Add instance group to the EMR cluster
To add an instance group to the AmazonEMR cluster, you need to use the add_instance_groups() method of the Boto3 library. Each created instance group has its own ID. Instance groups are useful to identify specifictask instance groups for termination or modification. EMR allows adding only task instance groups for the job flow runtime.
import boto3
import json
from datetime import datetime
client = boto3.client('emr', region_name='us-east-1')
response = client.list_clusters(
CreatedAfter=datetime(2021, 9, 1),
CreatedBefore=datetime(2021, 9, 30),
ClusterStates=[
'RUNNING'
]
)
cluster_id = response['Clusters'][0]['Id']

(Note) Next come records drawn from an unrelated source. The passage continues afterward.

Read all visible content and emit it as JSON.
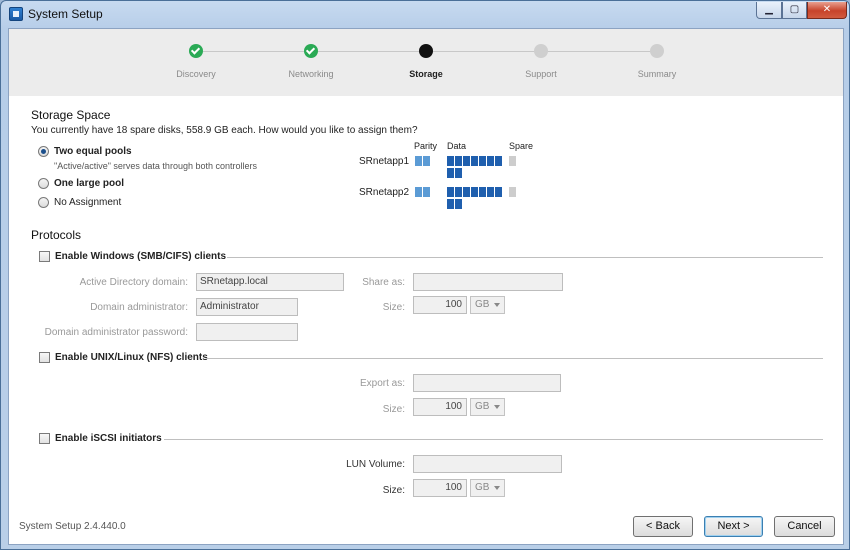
{
  "window": {
    "title": "System Setup"
  },
  "window_controls": {
    "minimize": "▁",
    "maximize": "▢",
    "close": "✕"
  },
  "wizard_steps": [
    {
      "label": "Discovery",
      "state": "done"
    },
    {
      "label": "Networking",
      "state": "done"
    },
    {
      "label": "Storage",
      "state": "current"
    },
    {
      "label": "Support",
      "state": "todo"
    },
    {
      "label": "Summary",
      "state": "todo"
    }
  ],
  "storage": {
    "title": "Storage Space",
    "description": "You currently have 18 spare disks, 558.9 GB each. How would you like to assign them?",
    "options": [
      {
        "label": "Two equal pools",
        "selected": true,
        "note": "\"Active/active\" serves data through both controllers"
      },
      {
        "label": "One large pool",
        "selected": false
      },
      {
        "label": "No Assignment",
        "selected": false
      }
    ],
    "columns": {
      "parity": "Parity",
      "data": "Data",
      "spare": "Spare"
    },
    "pools": [
      {
        "name": "SRnetapp1",
        "parity": 2,
        "data": 9,
        "spare": 1
      },
      {
        "name": "SRnetapp2",
        "parity": 2,
        "data": 9,
        "spare": 1
      }
    ],
    "colors": {
      "parity": "#5b9bd5",
      "data": "#1f5fae",
      "spare": "#cdcdcd"
    }
  },
  "protocols": {
    "title": "Protocols",
    "smb": {
      "label": "Enable Windows (SMB/CIFS) clients",
      "ad_domain_label": "Active Directory domain:",
      "ad_domain_value": "SRnetapp.local",
      "domain_admin_label": "Domain administrator:",
      "domain_admin_value": "Administrator",
      "domain_password_label": "Domain administrator password:",
      "share_as_label": "Share as:",
      "size_label": "Size:",
      "size_value": "100",
      "size_unit": "GB"
    },
    "nfs": {
      "label": "Enable UNIX/Linux (NFS) clients",
      "export_as_label": "Export as:",
      "size_label": "Size:",
      "size_value": "100",
      "size_unit": "GB"
    },
    "iscsi": {
      "label": "Enable iSCSI initiators",
      "lun_volume_label": "LUN Volume:",
      "size_label": "Size:",
      "size_value": "100",
      "size_unit": "GB"
    }
  },
  "footer": {
    "version": "System Setup 2.4.440.0",
    "back": "< Back",
    "next": "Next >",
    "cancel": "Cancel"
  }
}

response = client.add_instance_groups(
JobFlowId=cluster_id,
InstanceGroups={
'KeepJobFlowAliveWhenNoSteps': True,
'TerminationProtected': False,
'InstanceGroups': [
{
'Name': 'Core',
'Market': 'ON_DEMAND',
'InstanceRole': 'CORE',
'InstanceType': 'm4.large',
'InstanceCount': 3,
'EbsConfiguration': {
'EbsBlockDeviceConfigs': [
{
'VolumeSpecification': {
'VolumeType': 'gp2',
'SizeInGB': 10
},
'VolumesPerInstance': 1
},
],
'EbsOptimized': False
}
},
{
'Name': 'Task',
'Market': 'ON_DEMAND',
'InstanceRole': 'TASK',
'InstanceType': 'm4.large',
'InstanceCount': 1,
'EbsConfiguration': {
'EbsBlockDeviceConfigs': [
{
'VolumeSpecification': {
'VolumeType': 'gp2',
'SizeInGB': 10
},
'VolumesPerInstance': 1
},
],
'EbsOptimized': False
}
},
]
}
)
print (json.dumps(response, indent=4, sort_keys=True, default=str))

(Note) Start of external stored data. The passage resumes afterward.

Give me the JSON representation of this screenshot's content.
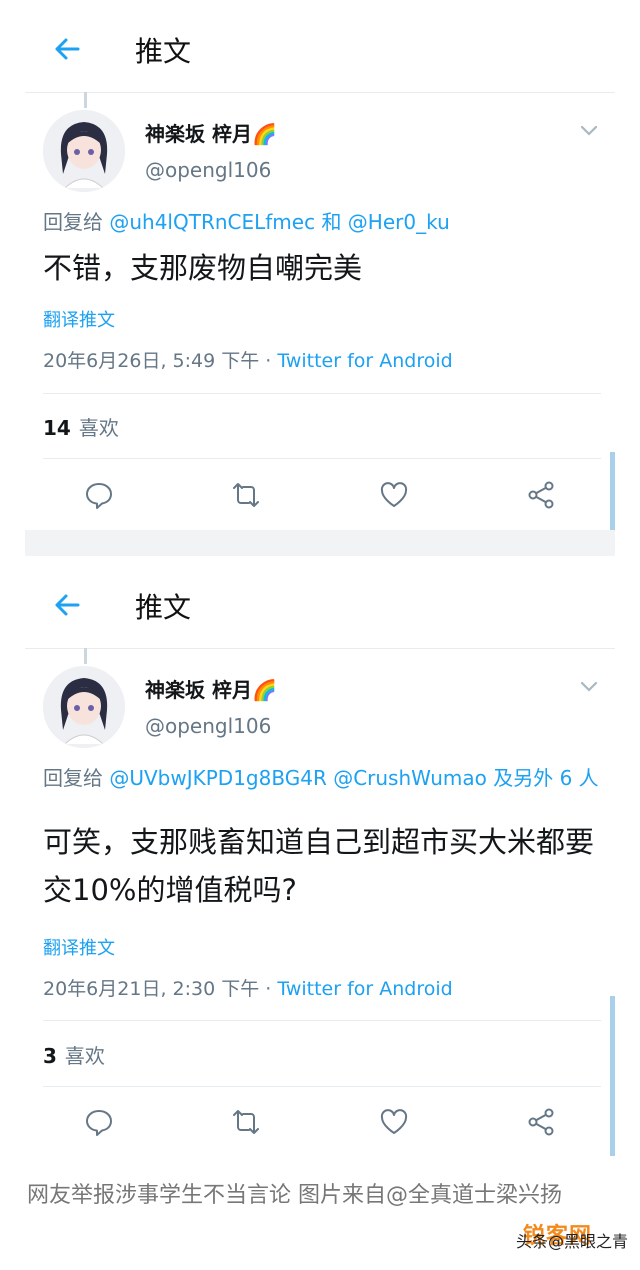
{
  "tweets": [
    {
      "header_title": "推文",
      "name": "神楽坂 梓月🌈",
      "handle": "@opengl106",
      "reply_prefix": "回复给 ",
      "reply_mentions": "@uh4lQTRnCELfmec 和 @Her0_ku",
      "text": "不错，支那废物自嘲完美",
      "translate": "翻译推文",
      "timestamp": "20年6月26日, 5:49 下午 · ",
      "source": "Twitter for Android",
      "likes_count": "14",
      "likes_label": "喜欢"
    },
    {
      "header_title": "推文",
      "name": "神楽坂 梓月🌈",
      "handle": "@opengl106",
      "reply_prefix": "回复给 ",
      "reply_mentions": "@UVbwJKPD1g8BG4R @CrushWumao 及另外 6 人",
      "text": "可笑，支那贱畜知道自己到超市买大米都要交10%的增值税吗?",
      "translate": "翻译推文",
      "timestamp": "20年6月21日, 2:30 下午 · ",
      "source": "Twitter for Android",
      "likes_count": "3",
      "likes_label": "喜欢"
    }
  ],
  "caption": "网友举报涉事学生不当言论 图片来自@全真道士梁兴扬",
  "watermark": "头条@黑眼之青",
  "watermark_logo": "锐客网",
  "colors": {
    "accent": "#1da1f2",
    "secondary": "#657786",
    "divider": "#e6ecf0"
  },
  "icons": [
    "back-arrow-icon",
    "chevron-down-icon",
    "reply-icon",
    "retweet-icon",
    "like-icon",
    "share-icon"
  ]
}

Here’s an execution output:

Modifyinstance group of the EMR cluster
To modify the instance group of the AmazonEMR cluster, you need to use the modify_instance_groups() method of the Boto3 library. This method allows you to modify such parameters as node counts and shrinks policies. InstanceGroupId
acts as the identifier to determine the instance group to be modified. The InstanceCount
key defines the size of the target instance group.
import boto3
import json
from datetime import datetime
client = boto3.client('emr', region_name='us-east-1')

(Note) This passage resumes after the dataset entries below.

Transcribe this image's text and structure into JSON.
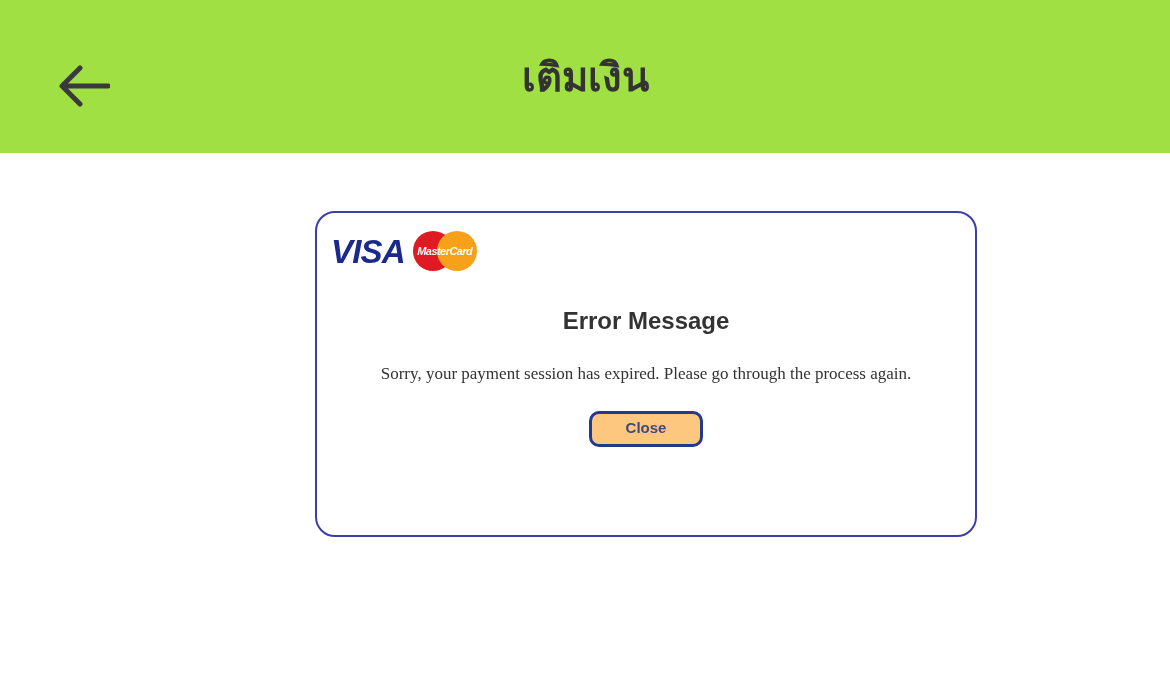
{
  "header": {
    "title": "เติมเงิน"
  },
  "dialog": {
    "logos": {
      "visa": "VISA",
      "mastercard": "MasterCard"
    },
    "title": "Error Message",
    "message": "Sorry, your payment session has expired. Please go through the process again.",
    "button": "Close"
  }
}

response = client.list_clusters(
CreatedAfter=datetime(2021, 9, 1),
CreatedBefore=datetime(2021, 9, 30),
ClusterStates=[
'WAITING'
]
)
cluster_id = response['Clusters'][0]['Id']
response = client.list_instances(
ClusterId=cluster_id
)
instance_group_id = response['Instances'][0]['InstanceGroupId']
response = client.modify_instance_groups(
ClusterId=cluster_id,
InstanceGroups=[
{
'InstanceGroupId': instance_group_id,
'InstanceCount': 3
},
]
)
print (json.dumps(response, indent=4, sort_keys=True, default=str))
Here’s an execution output:

Additional Learning Resources
Free hands-on AWS workshops
We recommend the following free AWS Lambda Workshops to get more hands-on experience on the subject:
- AWS Lambda Workshop
- Migrate Spring Boot applications to AWS Lambda
- Building CI/CD pipelines for Lambda canary deployments using AWS CDK
- Content Generation Lambda@Edge
Also, we recommend the following free AWS Step Functions Workshops:
Paid courses
From our experience, these are the best hands-on paid learning materials today related to Serverless, AWS Lambda, and Step Functions:
Summary
This article covered how to create, modify, and scale the Amazon EMR clusters using the Boto3 library.